Her zamanki gibi işten gelmiştim
Pizzacıyı görünce hem biraz hayal kırıklığına uğradım hem de kendi kendime güldüm. “Ne bekliyordun ki?” diye düşündüm. Pizzayı alıp içeri geçtim, kapıyı kapatırken aklım hâlâ o çocuktaydı. Pizzayı masaya koydum, televizyonu açıp öylesine kanallar arasında dolaşmaya başladım. Ama dikkatim bir türlü dağılmıyordu; düşüncelerim sürekli ona kayıyordu.
“Bu kadar düşündüğüne göre cidden bir şeyler hissediyor olabilir misin?” diye sordum kendime. O an kendimi itiraf etmekten kaçındığım bir gerçeğin içinde buldum: Galiba ona karşı hislerim vardı. Bir yandan bu duruma gülüyordum, bir yandan da onunla daha fazla vakit geçirme isteği içimi kemiriyordu.
Bir dilim pizza alıp yavaşça çiğnerken, onunla yaşadığımız anıları gözümde canlandırmaya başladım. İş yerindeki küçük şakalar, göz göze gelmeler ve tesadüf gibi görünen ama aslında bilinçli yapılan karşılaşmalar… Belki de bu kadar sık düşünmemin sebebi, onun da aynı şeyleri hissetmesiydi. Kim bilir, belki de bu sadece benim hayal gücümün bir oyunu…
Televizyonda ne olduğunu bile fark etmeden gözlerim dolmuş, kalbim hızlıca atmaya başlamıştı. “Yok, bu böyle olmayacak,” dedim kendi kendime. Düşüncelerimden kurtulmak için bir şeyler yapmam gerekiyordu.
Telefonumu elime aldım, rehberde onun numarasını bulana kadar aşağıya indim. Ne yazmalıydım? Ya da aramalı mıydım? Bir süre ekrana bakakaldım. Cesaretimi toplamak için derin bir nefes aldım ve sonunda kararımı verdim. Ona sadece bir mesaj yazacaktım, çok basit bir şey.
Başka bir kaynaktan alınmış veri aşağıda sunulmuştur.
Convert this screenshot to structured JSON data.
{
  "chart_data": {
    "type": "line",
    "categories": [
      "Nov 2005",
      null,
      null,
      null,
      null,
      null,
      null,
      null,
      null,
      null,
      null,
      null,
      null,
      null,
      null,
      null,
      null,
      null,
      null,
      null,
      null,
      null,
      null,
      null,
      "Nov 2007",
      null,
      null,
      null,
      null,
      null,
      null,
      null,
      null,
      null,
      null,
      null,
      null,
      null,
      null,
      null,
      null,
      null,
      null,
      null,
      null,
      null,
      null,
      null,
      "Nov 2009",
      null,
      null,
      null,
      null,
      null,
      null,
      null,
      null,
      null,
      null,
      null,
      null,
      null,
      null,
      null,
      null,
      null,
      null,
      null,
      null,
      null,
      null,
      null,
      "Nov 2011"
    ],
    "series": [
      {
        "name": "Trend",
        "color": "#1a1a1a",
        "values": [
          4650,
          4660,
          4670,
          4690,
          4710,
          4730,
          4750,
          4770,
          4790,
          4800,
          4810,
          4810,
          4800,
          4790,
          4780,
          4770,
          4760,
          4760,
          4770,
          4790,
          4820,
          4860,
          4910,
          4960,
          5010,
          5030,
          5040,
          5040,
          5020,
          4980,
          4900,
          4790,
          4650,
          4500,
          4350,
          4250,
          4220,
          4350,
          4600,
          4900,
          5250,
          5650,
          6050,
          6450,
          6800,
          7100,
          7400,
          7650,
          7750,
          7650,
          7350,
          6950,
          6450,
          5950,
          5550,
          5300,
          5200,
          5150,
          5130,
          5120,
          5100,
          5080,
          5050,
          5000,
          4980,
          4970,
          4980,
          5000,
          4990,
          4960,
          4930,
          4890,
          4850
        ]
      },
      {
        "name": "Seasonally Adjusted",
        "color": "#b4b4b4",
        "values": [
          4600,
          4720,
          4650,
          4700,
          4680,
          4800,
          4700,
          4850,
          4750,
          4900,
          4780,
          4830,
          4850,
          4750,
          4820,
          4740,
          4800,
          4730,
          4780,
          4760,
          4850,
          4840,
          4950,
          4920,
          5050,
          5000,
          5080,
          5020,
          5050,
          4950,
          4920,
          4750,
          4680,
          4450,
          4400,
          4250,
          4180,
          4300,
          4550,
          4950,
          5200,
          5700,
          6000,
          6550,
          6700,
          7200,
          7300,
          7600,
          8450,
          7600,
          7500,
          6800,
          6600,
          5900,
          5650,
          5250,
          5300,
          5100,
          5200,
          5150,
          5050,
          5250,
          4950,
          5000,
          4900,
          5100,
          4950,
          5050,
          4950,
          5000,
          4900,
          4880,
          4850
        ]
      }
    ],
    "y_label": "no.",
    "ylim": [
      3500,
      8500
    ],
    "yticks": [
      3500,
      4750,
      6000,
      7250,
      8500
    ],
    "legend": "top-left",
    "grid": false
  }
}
“Merhaba, nasılsın? Akşam bir kahve içmeye ne dersin?”
Mesajı gönderdim ve telefonu masanın üzerine koydum. Kalbim göğsümden çıkacakmış gibi atıyordu. Pizzadan bir ısırık daha aldım ama ağzım kurumuştu, hiçbir şey yutamıyordum. Birkaç dakika geçti, belki de saatler gibi hissettirdi. Telefonuma bakmamaya çalıştım ama kendimi tutamayıp her saniye kontrol ediyordum.
Sonunda telefonun ekranı aydınlandı, o an tüm dünya durdu sanki. Mesaj geldiği andaki o kısa süre, hayatımda hiç bu kadar uzun gelmemişti. Elim titreyerek telefonu aldım ve mesajı açtım:
“Tabii, neden olmasın? Saat kaçta buluşalım?”
Gülümsemeye başladım, kalbimde bir sıcaklık hissettim. Cevap yazmak için acele ettim ve bu sefer daha cesur hissettim:
“Bir saat sonra bizim kahvecide?”
O da hemen cevapladı: “Tamam, görüşürüz!”
Telefonu masaya koyup bir an derin bir nefes aldım. Heyecanım doruktaydı ama aynı zamanda tuhaf bir şekilde rahattım. Sanki içimdeki bütün belirsizlikler bir anda dağılmıştı. Kalkıp üzerimi değiştirdim, aynada kendime son bir kez baktım ve içimden “Bu akşam güzel geçecek,” dedim. Kapıyı kilitleyip dışarı çıktım, adımlarım daha bir hafifti sanki. Belki de o akşam her şey değişecekti.